US President Donald Trump and his Philippine counterpart Rodrigo Duterte are renowned for their unpredictable nature and coarse rhetoric. Their meeting comes accompanied by a wave of protests. Ana P. Santos reports.
Trump's detractors in the Philippines were delivering on their promise to host a wave of protests against the US president even before he arrived on Sunday.
Bagong Alyansang Makabayan or Bayan (New Patriotic Alliance), a mostly left-wing coalition of labor and peasant groups, launched the #BanTrump campaign calling Trump's trip "the worst aspect of US imperialism."
Bayan marched to the US Embassy in the Philippine capital of Manila to deliver this message but were met by riot police who formed a tight barricade in front of the embassy.
"Donald Trump is a threat to democracy and world peace as shown in the way he has carried himself as president of the United States," Bayan spokesperson Teddy Casino told DW. "He has the lowest trust ratings and much like the Americans, we distrust Trump. He brings with him an agenda of war and plunder to countries in Asia," Casino added.
Protesters pushed against the police to get past the barricade but were held back by security forces in full riot gear. "I think there was restraint on both sides. There will be a series of protests throughout this week. We did not want to get off on a violent start," Casino said.
Trump's Philippines visit is the last leg of his whirlwind 12-day trip to various Asian countries. The US leader is attending a gala dinner in Manila on Sunday, honoring the 50th anniversary of Association of Southeast Asian Nations (ASEAN). And then he is meeting Philippine President Rodrigo Duterte on Monday for bilateral talks.
Human rights advocates have hoped that Trump would speak out against the human rights crises brewing in Asia, from the Rohingya crisis to Duterte's war on drugs. In an interview earlier this week, Agnes Callamard, UN special rapporteur on extrajudicial or arbitrary executions at the UN's High Commission on Human Rights, said Trump could set a "moral benchmark."
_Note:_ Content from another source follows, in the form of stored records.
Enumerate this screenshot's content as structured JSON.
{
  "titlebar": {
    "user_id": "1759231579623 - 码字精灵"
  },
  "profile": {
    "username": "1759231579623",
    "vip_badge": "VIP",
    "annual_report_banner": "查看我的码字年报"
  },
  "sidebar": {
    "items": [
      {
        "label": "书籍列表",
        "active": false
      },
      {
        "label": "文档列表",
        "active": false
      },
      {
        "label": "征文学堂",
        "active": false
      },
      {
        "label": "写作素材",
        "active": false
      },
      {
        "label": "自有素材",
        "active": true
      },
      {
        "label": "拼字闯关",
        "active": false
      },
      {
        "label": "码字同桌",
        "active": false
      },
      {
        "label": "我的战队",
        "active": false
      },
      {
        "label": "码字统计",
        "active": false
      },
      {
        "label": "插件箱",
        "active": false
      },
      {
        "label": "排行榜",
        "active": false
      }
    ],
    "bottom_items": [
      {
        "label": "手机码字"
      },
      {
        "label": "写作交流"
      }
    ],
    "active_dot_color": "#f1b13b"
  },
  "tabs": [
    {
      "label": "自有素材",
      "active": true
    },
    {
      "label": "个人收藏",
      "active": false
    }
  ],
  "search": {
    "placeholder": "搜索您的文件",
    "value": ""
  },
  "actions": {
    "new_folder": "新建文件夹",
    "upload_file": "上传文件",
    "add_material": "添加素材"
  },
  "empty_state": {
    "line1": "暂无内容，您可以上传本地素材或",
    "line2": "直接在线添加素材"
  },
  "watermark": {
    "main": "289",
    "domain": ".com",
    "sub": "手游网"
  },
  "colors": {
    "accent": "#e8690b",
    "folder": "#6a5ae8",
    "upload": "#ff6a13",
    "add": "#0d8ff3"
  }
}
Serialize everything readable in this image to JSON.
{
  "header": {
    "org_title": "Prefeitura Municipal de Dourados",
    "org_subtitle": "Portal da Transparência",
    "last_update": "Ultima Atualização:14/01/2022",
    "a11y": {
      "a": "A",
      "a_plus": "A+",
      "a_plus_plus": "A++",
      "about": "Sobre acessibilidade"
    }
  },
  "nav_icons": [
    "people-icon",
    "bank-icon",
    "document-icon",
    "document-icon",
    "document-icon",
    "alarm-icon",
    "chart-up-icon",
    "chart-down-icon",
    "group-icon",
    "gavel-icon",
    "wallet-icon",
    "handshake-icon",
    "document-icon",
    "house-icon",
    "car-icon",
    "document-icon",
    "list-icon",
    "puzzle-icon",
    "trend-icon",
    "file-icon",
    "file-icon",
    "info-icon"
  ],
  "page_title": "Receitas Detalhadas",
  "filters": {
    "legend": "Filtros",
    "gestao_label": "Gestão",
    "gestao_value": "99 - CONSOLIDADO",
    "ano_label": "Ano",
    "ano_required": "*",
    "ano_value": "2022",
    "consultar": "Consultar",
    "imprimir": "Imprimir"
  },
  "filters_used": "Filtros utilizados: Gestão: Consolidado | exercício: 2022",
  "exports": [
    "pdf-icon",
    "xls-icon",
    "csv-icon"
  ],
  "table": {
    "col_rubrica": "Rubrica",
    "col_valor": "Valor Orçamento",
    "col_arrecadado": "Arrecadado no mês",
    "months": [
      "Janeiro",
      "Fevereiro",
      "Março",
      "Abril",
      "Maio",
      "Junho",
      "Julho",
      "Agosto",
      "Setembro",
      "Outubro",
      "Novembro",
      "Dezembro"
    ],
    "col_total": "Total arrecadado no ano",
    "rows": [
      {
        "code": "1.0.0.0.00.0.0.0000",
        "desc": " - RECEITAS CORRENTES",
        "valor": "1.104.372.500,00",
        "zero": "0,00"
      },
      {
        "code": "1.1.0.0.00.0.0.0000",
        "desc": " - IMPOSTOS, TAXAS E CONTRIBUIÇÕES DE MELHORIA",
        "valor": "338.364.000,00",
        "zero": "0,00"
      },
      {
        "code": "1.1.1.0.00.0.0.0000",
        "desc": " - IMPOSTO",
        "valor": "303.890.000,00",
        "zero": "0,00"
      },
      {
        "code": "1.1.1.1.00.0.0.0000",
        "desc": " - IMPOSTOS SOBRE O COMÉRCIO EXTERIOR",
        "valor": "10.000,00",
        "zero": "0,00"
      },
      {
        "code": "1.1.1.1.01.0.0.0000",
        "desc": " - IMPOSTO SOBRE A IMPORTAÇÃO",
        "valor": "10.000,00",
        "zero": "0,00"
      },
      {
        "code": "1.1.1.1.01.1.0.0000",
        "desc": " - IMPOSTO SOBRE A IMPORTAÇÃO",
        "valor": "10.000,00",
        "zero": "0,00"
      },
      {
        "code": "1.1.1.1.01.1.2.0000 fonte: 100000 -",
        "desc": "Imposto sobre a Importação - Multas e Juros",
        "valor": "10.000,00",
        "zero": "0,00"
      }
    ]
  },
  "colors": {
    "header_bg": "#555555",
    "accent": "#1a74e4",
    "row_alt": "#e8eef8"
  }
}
"It is extremely important that President Trump - or anyone else with that kind of stature - uses their position in the global community to say and take a stand," Callamard said.
But protesters at Friday's rallies were not optimistic. "We are expecting Trump and Duterte to hit it off. Their political agendas will intersect. We are not expecting anything from Trump on the war on drugs except the token mention of respect for human rights which Duterte is already doing anyway," said Casino.
Jigs Clamor, deputy secretary general of rights group Karapatan, told DW they do not welcome Trump's visit to the Philippines. "It is hypocrisy on the part of the US government to criticize human rights violations when it is supporting Duterte's war on drugs that has claimed the lives of mostly poor suspected illicit drug users and pushers."
Citing US Congress documents, Clamor said that the US government allocated $9 million (€7.7 million) for the Philippines "to support police training and infrastructure development." The money is now being used to fund the Duterte administration's brutally violent war against drugs, he noted, adding: Next year, the US is allocating $111 million as military assistance to the country, with $7 million of that to be used for the country's anti-drug campaign.
Cut from the same political tapestry
The US and the Philippines have a shared but not always happy history. The Philippines was a US colony from 1898 to 1946, and the two countries have been close allies for decades.
More than 3 million Filipinos live in the United States, representing the second-largest Asian ethnic group in the country. A 1951 mutual defense treaty binds the countries to protect each other if attacked, and the United States is the Philippines' biggest supplier of military hardware and arms.
The longstanding relationship of the two countries was put to the test when Duterte assumed the Philippine presidency in 2016 and launched a bloody war on drugs that has left more than 3,000 suspected drug pushers dead.
Smarting from Trump's predecessor Barack Obama's criticism of the drug war, echoing a global call to respect human rights and the rule of law, Duterte called Obama a "son of a whore." He threatened to cut all ties to the US and forge new diplomatic friendships with China and Russia.
That may change now with President Trump seen as cut from the same political tapestry as Duterte, who has been labelled as "Trump of the East."
At another protest on Friday at Mendiola peace arch, a traditional staging ground for demonstrations, about a hundred people from urban poor communities and student groups resisted an alliance between Trump and Duterte, citing the Philippine president's tendency to backpedal on his pronouncements and his promises.
"He said he would kick the Americans out of the Philippines. Why is Trump now coming here? Are we just being taken for a ride?" asked Estrelia Bagatbat, vice chairperson of Kadamay, a group representing the urban poor.
Among the protesters were informal settlers whose homes were demolished about three weeks ago. Bagatbat said that the billions of pesos the Philippine government is spending over the visit of Trump and other world leaders could have been used to build homes and provide livelihoods for these people.